The ministry officials had been summoned before the committee to present a review of the 2011 quarter Budget.

“I propose that we send them away because they failed to submit their report in advance and there is no way we can sit down with them and ask intelligent questions for clarification because they handed their report just three minutes ago,” said Tshuma.

“It shows that they are not serious and should go back so that we call them back for the hearing when we (MPs) have studied the report.”

The legislators said they were now tired of being forced to rubber-stamp reports and quizzing government officials over reports they had not studied.

Zengeza West MP Collen Gwiyo said there was no explanation for failure of ministry officials to submit their report to the committee timeously as they had been given two weeks to do so.

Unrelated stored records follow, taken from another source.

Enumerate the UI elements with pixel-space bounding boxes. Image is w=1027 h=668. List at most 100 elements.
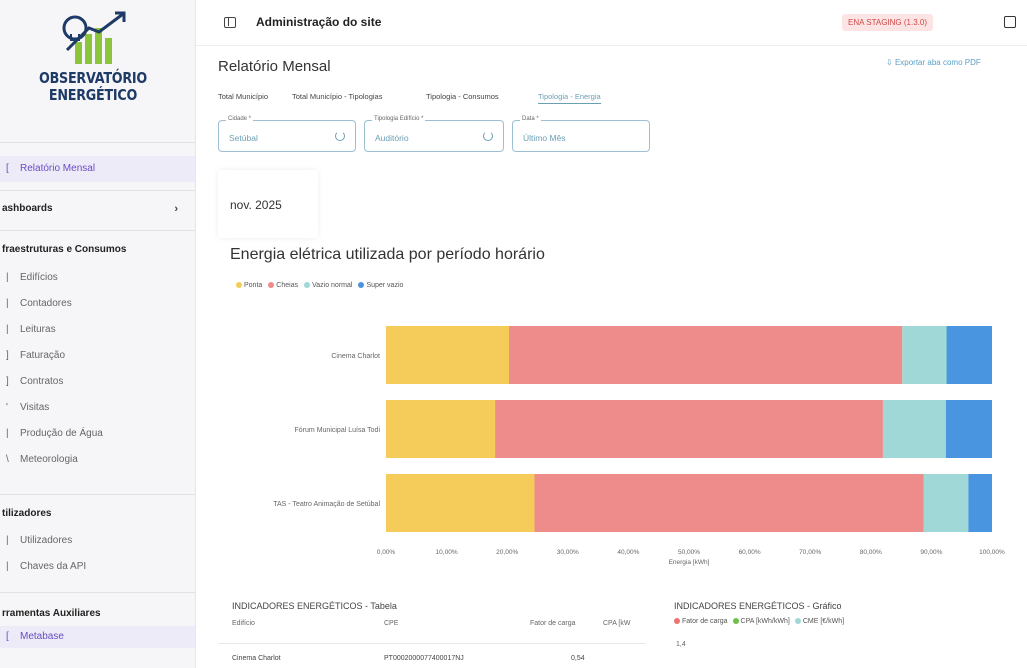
legend-label: Fator de carga — [682, 618, 728, 625]
main-content: Relatório Mensal ⇩ Exportar aba como PDF… — [196, 46, 1027, 668]
legend-label: CME [€/kWh] — [802, 618, 845, 625]
city-select[interactable]: Cidade * Setúbal — [218, 116, 356, 152]
bullet-icon: | — [6, 428, 9, 439]
column-header-edificio[interactable]: Edifício — [232, 620, 255, 627]
tab-total-municipio-tipologias[interactable]: Total Município - Tipologias — [292, 92, 382, 101]
bullet-icon: [ — [6, 631, 9, 642]
legend-item[interactable]: Vazio normal — [304, 282, 352, 289]
logo: OBSERVATÓRIO ENERGÉTICO — [28, 8, 158, 128]
bar-segment[interactable] — [946, 326, 992, 384]
building-type-label: Tipologia Edifício * — [372, 116, 426, 122]
sidebar-item-relatorio-mensal[interactable]: [ Relatório Mensal — [0, 156, 195, 182]
indicators-table-title: INDICADORES ENERGÉTICOS - Tabela — [232, 601, 397, 611]
sidebar-toggle-icon[interactable] — [224, 17, 236, 28]
x-tick-label: 80,00% — [860, 549, 882, 556]
sidebar-item-label: Edifícios — [20, 272, 58, 283]
sidebar-section-infra: fraestruturas e Consumos — [2, 244, 127, 255]
sidebar-divider — [0, 494, 195, 495]
legend-swatch — [732, 618, 739, 624]
export-label: Exportar aba como PDF — [894, 58, 981, 67]
x-tick-label: 90,00% — [920, 549, 942, 556]
legend-swatch — [268, 282, 275, 288]
bar-segment[interactable] — [386, 474, 535, 532]
bar-segment[interactable] — [495, 400, 883, 458]
indicators-section: INDICADORES ENERGÉTICOS - Tabela Edifíci… — [218, 593, 1018, 668]
indicators-graph-title: INDICADORES ENERGÉTICOS - Gráfico — [674, 601, 842, 611]
logo-line2: ENERGÉTICO — [48, 86, 138, 104]
month-label: nov. 2025 — [230, 198, 282, 212]
sidebar-item-label: Leituras — [20, 324, 56, 335]
sidebar-section-users: tilizadores — [2, 508, 52, 519]
chart-title: Energia elétrica utilizada por período h… — [230, 246, 545, 263]
legend-item[interactable]: Cheias — [268, 282, 298, 289]
bullet-icon: \ — [6, 454, 9, 465]
bar-segment[interactable] — [945, 400, 992, 458]
env-badge: ENA STAGING (1.3.0) — [842, 14, 933, 31]
column-header-fator[interactable]: Fator de carga — [530, 620, 576, 627]
bar-segment[interactable] — [968, 474, 992, 532]
bullet-icon: | — [6, 561, 9, 572]
cell-cpe: PT0002000077400017NJ — [384, 655, 464, 662]
legend-item[interactable]: Ponta — [236, 282, 262, 289]
column-header-cpa[interactable]: CPA [kW — [603, 620, 630, 627]
date-select[interactable]: Data * Último Mês — [512, 116, 650, 152]
graph-y-tick: 1,4 — [676, 641, 686, 648]
x-tick-label: 100,00% — [979, 549, 1005, 556]
city-select-value: Setúbal — [229, 133, 258, 143]
bar-segment[interactable] — [902, 326, 947, 384]
x-tick-label: 20,00% — [496, 549, 518, 556]
graph-legend: Fator de carga CPA [kWh/kWh] CME [€/kWh] — [674, 618, 849, 625]
legend-label: Vazio normal — [312, 282, 353, 289]
sidebar-item-label: Utilizadores — [20, 535, 73, 546]
cell-fator: 0,54 — [571, 655, 585, 662]
reset-icon[interactable] — [335, 131, 345, 141]
bar-segment[interactable] — [509, 326, 903, 384]
x-tick-label: 0,00% — [377, 549, 396, 556]
y-tick-label: Fórum Municipal Luísa Todi — [295, 427, 381, 434]
legend-item[interactable]: Super vazio — [358, 282, 403, 289]
sidebar-item-dashboards[interactable]: ashboards › — [0, 203, 195, 215]
table-divider — [218, 643, 646, 644]
column-header-cpe[interactable]: CPE — [384, 620, 398, 627]
x-tick-label: 40,00% — [617, 549, 639, 556]
export-pdf-link[interactable]: ⇩ Exportar aba como PDF — [886, 58, 981, 67]
graph-legend-item[interactable]: CME [€/kWh] — [794, 618, 845, 625]
download-icon: ⇩ — [886, 58, 895, 67]
legend-label: CPA [kWh/kWh] — [740, 618, 790, 625]
cell-edificio: Cinema Charlot — [232, 655, 281, 662]
bullet-icon: ] — [6, 350, 9, 361]
bullet-icon: | — [6, 324, 9, 335]
bar-segment[interactable] — [882, 400, 946, 458]
building-type-select[interactable]: Tipologia Edifício * Auditório — [364, 116, 504, 152]
date-select-value: Último Mês — [523, 133, 566, 143]
bar-segment[interactable] — [386, 326, 510, 384]
sidebar-item-metabase[interactable]: [ Metabase — [0, 626, 195, 648]
x-tick-label: 50,00% — [678, 549, 700, 556]
bar-segment[interactable] — [534, 474, 924, 532]
tab-tipologia-consumos[interactable]: Tipologia - Consumos — [426, 92, 499, 101]
sidebar: OBSERVATÓRIO ENERGÉTICO [ Relatório Mens… — [0, 0, 196, 668]
sidebar-divider — [0, 142, 195, 143]
tab-tipologia-energia[interactable]: Tipologia - Energia — [538, 92, 601, 104]
sidebar-item-label: Faturação — [20, 350, 66, 361]
site-title: Administração do site — [256, 15, 382, 29]
x-tick-label: 70,00% — [799, 549, 821, 556]
sidebar-item-label: Contadores — [20, 298, 72, 309]
logo-line1: OBSERVATÓRIO — [38, 69, 148, 87]
y-tick-label: TAS - Teatro Animação de Setúbal — [273, 501, 380, 508]
bar-segment[interactable] — [386, 400, 496, 458]
graph-legend-item[interactable]: Fator de carga — [674, 618, 728, 625]
legend-swatch — [674, 618, 680, 624]
stacked-bar-chart: Cinema Charlot Fórum Municipal Luísa Todi… — [273, 326, 1005, 566]
sidebar-item-label: Chaves da API — [20, 561, 87, 572]
bar-segment[interactable] — [923, 474, 969, 532]
reset-icon[interactable] — [483, 131, 493, 141]
bullet-icon: ' — [6, 402, 8, 413]
building-type-value: Auditório — [375, 133, 409, 143]
graph-legend-item[interactable]: CPA [kWh/kWh] — [732, 618, 790, 625]
date-select-label: Data * — [520, 116, 541, 122]
window-icon[interactable] — [1004, 16, 1016, 28]
sidebar-item-label: Produção de Água — [20, 428, 103, 439]
tab-total-municipio[interactable]: Total Município — [218, 92, 268, 101]
legend-swatch — [304, 282, 311, 288]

“What we are raising here is a procedural issue because we gave you adequate time to prepare the document that we were supposed to discuss with you today,” said Gwiyo.

But, the government officials told the committee they never thought it was going to be a complicated issue.

“We thought we were simply going to have a discussion and interface with the committee,” said one of the ministry officials.

Recently, lawmakers in the House of Assembly tried to block the ratification of the $98 million loan between the government of Zimbabwe and the Export-Import Bank of China for construction of the National Defence College on grounds Defence minister Emmerson Mnangagwa, had not given them time to study the terms of the loan before bringing it to Parliament for ratification.